Bir akademisyene tahliye, ikisine ceza

Bir akademisyene tahliye, ikisine ceza
Barış bildirisine imza atan akademisyenlerden 17’si, 5 ayrı mahkemede hakim karşısına çıkmaya devam ediyor.

Barış imzacısı akademisyenlerden Prof. Dr. N.N. ve Doç. Dr. Çiğdem Kafesçioğlu'na 1 yıl 3 ay hapis cezası verilirken 4 Temmuz'dan bu yana tutuklu bulunan akademisyen Hanifi Barış ise tahliye edildi. "Bu suça ortak olmayacağız" başlıklı bildiriye imza attıkları için haklarında dava açılan akademisyenlerden 17’si, 5 ayrı mahkemede hakim karşısına çıkmaya devam ediyor. 
 
İstanbul 28. Ağır Ceza Mahkemesi'nde görülen duruşmalarda, Yrd.

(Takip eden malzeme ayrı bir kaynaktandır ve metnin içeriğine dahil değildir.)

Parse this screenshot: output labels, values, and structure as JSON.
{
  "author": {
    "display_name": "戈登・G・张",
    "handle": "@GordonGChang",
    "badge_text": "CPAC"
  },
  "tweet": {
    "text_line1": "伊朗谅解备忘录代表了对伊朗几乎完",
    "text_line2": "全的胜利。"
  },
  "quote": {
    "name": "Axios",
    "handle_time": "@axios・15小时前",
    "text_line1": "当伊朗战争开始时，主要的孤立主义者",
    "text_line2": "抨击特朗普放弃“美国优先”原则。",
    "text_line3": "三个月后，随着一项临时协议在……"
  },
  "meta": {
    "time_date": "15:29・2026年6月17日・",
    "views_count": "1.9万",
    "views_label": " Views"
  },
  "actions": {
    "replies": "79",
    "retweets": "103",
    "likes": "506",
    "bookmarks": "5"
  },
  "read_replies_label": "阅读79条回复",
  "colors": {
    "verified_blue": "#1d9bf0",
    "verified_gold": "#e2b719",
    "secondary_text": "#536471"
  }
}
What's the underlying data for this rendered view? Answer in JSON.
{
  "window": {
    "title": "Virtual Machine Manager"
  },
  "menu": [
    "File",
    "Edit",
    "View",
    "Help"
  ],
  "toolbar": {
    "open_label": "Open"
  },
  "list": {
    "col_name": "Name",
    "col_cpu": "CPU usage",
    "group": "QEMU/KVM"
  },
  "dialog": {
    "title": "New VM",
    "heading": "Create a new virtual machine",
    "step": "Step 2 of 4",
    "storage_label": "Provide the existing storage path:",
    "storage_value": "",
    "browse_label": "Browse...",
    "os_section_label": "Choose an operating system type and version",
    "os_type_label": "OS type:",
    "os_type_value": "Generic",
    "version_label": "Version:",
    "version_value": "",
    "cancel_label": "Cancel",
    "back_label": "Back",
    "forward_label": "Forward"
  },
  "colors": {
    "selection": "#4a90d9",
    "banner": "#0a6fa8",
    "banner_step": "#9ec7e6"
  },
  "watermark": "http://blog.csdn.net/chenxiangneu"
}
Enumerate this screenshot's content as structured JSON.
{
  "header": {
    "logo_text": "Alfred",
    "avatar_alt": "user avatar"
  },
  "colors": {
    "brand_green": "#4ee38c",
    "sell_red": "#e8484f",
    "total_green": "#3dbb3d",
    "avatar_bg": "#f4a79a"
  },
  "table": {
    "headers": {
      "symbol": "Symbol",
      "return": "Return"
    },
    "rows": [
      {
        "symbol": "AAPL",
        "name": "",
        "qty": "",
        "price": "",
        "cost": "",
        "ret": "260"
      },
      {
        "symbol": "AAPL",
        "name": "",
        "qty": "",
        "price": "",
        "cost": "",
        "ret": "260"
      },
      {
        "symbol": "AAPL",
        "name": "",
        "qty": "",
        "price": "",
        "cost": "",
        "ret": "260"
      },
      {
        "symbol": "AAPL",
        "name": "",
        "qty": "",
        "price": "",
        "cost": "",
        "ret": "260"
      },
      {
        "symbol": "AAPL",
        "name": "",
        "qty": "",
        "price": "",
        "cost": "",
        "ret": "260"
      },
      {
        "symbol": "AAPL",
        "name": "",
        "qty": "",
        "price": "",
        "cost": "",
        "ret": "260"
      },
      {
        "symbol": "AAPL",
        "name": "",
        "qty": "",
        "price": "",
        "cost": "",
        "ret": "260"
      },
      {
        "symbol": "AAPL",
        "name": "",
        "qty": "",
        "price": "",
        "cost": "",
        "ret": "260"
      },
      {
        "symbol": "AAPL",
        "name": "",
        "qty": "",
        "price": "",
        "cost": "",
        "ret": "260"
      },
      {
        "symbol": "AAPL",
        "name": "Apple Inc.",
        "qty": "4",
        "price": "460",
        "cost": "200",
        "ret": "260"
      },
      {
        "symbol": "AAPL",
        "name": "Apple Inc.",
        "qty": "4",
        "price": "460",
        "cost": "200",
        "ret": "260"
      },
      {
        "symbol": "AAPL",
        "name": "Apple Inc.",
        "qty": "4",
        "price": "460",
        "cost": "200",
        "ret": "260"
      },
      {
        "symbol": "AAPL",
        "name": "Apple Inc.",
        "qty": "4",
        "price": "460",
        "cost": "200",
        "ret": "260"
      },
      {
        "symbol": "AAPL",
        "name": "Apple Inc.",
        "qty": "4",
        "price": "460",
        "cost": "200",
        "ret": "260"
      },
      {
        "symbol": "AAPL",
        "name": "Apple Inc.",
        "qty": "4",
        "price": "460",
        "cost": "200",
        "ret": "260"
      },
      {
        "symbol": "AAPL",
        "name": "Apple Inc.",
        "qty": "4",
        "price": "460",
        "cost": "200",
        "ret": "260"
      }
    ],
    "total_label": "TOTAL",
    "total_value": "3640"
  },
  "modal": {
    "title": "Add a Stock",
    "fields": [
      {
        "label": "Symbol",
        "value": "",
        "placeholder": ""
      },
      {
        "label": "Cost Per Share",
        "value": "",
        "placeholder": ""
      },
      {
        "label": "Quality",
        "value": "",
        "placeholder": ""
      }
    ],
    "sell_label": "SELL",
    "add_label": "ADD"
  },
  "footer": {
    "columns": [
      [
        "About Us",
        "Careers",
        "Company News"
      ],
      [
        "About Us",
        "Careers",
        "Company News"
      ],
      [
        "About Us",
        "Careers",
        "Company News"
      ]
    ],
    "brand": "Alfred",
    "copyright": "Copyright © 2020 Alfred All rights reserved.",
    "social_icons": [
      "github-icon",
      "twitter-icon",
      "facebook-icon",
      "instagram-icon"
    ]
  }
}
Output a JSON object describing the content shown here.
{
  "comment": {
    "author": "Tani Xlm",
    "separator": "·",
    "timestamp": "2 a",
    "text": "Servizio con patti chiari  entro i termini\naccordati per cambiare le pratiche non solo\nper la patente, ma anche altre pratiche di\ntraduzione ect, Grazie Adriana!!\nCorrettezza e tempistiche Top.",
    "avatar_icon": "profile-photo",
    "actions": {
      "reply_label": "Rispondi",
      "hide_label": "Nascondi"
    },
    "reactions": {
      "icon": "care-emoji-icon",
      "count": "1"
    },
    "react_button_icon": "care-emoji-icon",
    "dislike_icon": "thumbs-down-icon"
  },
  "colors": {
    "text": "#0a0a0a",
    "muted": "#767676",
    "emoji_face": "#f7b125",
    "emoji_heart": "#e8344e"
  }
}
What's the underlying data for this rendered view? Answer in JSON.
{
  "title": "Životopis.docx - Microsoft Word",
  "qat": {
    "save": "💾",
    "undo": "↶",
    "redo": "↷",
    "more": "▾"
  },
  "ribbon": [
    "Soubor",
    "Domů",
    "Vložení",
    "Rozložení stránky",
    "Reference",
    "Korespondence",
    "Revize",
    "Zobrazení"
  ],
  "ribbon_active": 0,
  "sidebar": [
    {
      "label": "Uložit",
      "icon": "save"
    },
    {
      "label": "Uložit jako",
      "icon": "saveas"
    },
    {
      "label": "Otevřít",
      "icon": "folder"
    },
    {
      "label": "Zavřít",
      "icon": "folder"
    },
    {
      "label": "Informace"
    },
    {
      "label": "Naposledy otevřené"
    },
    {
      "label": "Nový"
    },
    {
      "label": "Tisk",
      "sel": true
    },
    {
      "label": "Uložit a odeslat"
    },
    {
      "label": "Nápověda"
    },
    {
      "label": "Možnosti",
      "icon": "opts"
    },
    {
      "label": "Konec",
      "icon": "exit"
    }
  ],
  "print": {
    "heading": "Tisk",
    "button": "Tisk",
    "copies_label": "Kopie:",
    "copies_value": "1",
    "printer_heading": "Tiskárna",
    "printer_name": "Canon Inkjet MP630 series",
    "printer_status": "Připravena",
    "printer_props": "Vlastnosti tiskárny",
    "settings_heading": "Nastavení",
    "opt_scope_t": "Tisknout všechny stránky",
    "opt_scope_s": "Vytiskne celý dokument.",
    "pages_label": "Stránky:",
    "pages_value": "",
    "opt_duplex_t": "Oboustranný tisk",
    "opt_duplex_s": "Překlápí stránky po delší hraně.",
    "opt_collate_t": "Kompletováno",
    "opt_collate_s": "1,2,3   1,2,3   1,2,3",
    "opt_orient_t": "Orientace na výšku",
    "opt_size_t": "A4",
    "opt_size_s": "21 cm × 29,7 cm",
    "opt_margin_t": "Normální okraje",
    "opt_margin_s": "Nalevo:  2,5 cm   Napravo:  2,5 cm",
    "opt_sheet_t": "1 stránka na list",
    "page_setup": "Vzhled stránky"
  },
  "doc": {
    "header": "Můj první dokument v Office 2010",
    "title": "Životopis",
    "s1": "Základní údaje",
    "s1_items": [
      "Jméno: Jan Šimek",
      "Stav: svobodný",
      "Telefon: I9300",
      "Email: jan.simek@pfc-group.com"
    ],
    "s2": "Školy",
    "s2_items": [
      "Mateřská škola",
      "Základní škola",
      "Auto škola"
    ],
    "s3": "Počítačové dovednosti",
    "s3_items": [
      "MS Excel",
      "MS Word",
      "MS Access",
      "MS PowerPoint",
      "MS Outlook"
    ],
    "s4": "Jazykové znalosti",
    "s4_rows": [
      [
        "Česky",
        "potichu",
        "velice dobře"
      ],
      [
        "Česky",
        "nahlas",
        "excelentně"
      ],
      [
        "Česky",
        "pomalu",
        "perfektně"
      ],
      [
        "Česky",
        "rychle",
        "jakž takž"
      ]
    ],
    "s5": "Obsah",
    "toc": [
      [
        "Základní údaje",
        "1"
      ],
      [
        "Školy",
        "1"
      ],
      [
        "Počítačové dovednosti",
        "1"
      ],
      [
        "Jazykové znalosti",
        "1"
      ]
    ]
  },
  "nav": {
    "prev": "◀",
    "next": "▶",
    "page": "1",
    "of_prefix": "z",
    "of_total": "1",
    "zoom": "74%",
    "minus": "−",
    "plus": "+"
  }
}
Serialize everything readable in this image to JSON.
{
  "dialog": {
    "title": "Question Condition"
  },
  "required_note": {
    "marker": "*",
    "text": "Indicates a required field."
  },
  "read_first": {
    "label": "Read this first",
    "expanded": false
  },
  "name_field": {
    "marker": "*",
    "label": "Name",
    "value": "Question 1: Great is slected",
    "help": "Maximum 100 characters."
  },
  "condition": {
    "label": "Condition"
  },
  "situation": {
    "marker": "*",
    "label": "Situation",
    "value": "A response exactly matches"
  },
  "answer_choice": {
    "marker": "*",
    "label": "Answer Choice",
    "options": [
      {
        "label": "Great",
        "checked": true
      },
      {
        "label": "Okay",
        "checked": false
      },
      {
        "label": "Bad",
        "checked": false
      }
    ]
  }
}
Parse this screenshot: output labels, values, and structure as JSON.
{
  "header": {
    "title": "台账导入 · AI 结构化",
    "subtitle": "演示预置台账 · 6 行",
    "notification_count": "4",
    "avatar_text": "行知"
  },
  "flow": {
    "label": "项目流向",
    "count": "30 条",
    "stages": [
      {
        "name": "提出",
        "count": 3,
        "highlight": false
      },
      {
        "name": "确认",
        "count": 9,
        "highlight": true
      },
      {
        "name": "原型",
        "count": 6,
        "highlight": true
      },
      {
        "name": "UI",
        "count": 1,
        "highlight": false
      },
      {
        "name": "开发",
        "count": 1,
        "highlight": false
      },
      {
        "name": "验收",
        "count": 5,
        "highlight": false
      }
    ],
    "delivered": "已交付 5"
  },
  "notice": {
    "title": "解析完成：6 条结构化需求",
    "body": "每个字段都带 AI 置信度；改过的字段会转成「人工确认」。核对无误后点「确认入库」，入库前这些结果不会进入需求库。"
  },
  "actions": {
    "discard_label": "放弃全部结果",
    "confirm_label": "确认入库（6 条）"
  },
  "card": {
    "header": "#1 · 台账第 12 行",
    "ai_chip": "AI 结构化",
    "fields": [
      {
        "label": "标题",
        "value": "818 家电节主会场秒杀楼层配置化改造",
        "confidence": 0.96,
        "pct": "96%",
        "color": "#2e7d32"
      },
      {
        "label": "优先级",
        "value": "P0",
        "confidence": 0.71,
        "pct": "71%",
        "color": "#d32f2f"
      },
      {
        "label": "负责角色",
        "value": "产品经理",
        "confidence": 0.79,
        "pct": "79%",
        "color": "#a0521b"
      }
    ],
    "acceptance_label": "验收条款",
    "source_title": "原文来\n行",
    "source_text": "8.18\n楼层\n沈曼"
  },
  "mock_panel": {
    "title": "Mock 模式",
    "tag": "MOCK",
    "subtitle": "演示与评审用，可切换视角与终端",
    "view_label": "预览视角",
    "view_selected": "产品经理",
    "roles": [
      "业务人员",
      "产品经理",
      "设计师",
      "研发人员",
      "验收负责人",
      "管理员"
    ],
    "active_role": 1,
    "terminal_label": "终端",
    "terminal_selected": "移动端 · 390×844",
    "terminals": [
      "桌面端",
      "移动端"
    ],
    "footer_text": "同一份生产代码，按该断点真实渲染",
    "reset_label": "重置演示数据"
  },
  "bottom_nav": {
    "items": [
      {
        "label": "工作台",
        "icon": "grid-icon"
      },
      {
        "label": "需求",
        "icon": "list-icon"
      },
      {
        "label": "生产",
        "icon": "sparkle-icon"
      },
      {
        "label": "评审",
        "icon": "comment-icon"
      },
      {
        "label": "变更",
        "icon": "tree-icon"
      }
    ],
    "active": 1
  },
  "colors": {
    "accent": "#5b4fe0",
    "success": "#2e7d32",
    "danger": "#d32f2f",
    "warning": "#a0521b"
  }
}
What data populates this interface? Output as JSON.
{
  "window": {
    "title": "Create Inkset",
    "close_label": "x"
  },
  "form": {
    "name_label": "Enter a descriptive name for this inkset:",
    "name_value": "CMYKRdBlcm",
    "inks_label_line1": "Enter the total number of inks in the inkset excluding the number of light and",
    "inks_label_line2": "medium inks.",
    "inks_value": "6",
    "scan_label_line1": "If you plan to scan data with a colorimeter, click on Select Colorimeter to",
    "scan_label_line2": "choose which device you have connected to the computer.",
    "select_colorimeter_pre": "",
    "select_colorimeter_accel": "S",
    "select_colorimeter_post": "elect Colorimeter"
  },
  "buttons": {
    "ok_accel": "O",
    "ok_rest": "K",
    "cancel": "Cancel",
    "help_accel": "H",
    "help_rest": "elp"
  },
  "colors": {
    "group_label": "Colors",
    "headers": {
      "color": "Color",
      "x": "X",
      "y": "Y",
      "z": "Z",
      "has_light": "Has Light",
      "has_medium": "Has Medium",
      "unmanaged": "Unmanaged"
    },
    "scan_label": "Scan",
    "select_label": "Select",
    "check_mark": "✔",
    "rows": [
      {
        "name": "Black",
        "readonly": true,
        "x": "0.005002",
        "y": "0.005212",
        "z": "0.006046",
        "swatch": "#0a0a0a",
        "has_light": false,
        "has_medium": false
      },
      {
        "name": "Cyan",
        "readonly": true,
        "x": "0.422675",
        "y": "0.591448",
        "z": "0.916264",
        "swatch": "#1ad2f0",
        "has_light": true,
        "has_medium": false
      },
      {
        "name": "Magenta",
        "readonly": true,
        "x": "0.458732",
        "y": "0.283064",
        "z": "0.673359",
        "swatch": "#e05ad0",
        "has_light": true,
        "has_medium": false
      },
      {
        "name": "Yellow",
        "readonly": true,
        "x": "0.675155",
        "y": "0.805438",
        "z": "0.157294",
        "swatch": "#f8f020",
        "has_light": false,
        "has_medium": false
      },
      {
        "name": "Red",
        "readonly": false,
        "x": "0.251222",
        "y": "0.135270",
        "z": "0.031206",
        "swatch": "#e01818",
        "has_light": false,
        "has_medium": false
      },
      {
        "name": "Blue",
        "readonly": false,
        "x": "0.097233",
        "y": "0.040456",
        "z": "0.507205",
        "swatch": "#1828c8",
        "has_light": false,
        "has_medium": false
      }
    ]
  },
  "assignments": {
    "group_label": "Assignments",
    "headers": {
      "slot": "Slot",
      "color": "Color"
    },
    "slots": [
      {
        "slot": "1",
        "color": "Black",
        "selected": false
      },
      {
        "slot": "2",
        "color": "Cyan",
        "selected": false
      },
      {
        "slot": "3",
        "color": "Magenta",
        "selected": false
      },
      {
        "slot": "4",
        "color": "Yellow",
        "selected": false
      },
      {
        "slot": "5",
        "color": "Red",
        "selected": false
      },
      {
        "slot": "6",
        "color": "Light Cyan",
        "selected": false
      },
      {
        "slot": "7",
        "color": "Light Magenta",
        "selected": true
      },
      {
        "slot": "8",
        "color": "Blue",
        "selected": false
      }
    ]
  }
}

Doç. Bülent Küçük ve Dr. Gaye Yılmaz'ın duruşmaları ardından görülen üçüncü duruşmada, Prof. Dr. N.N. hakim karşısına çıktı. Sözlü olarak savunma yapan N.N., "Bana yöneltilen ithamı kabul edilemez buluyorum. Metni bir vatandaş, bir tarihçi, bir sosyalbilimci ve bir kamu görevlisi olarak imzaladım. Şiddet karşıtı ve barış yanlısı olarak imzaladım. Beraatimi talep ediyorum" dedi.
 
"İKİ AKADEMİSYENE HAPİS CEZASI" 
 
Savunmalardan sonra mahkeme karar için ara verdi. Aranın ardından kararını açıklayan mahkeme heyeti, Prof. Dr. N.N.'ye 1 yıl 3 ay hapis cezası verdi. Aynı mahkemede görülen 4’üncü duruşmada ise Boğaziçi Üniversitesi Tarih Bölümünden Doç. Dr. Çiğdem Kafesçioğlu hakim karşısına çıktı. Sözlü olarak savunma yapan Kafesçioğlu, "Bildirinin içeriğinin ifade özgürlüğü kapsamında olduğuna inanıyorum. 'Bu Suça Ortak Olmayacağız' bildirisini toplumun hukuk içinde, barış ortamında ve güvende yaşaması için acil bir çağrı olarak değerlendiriyorum" dedi ve beraatini talep etti.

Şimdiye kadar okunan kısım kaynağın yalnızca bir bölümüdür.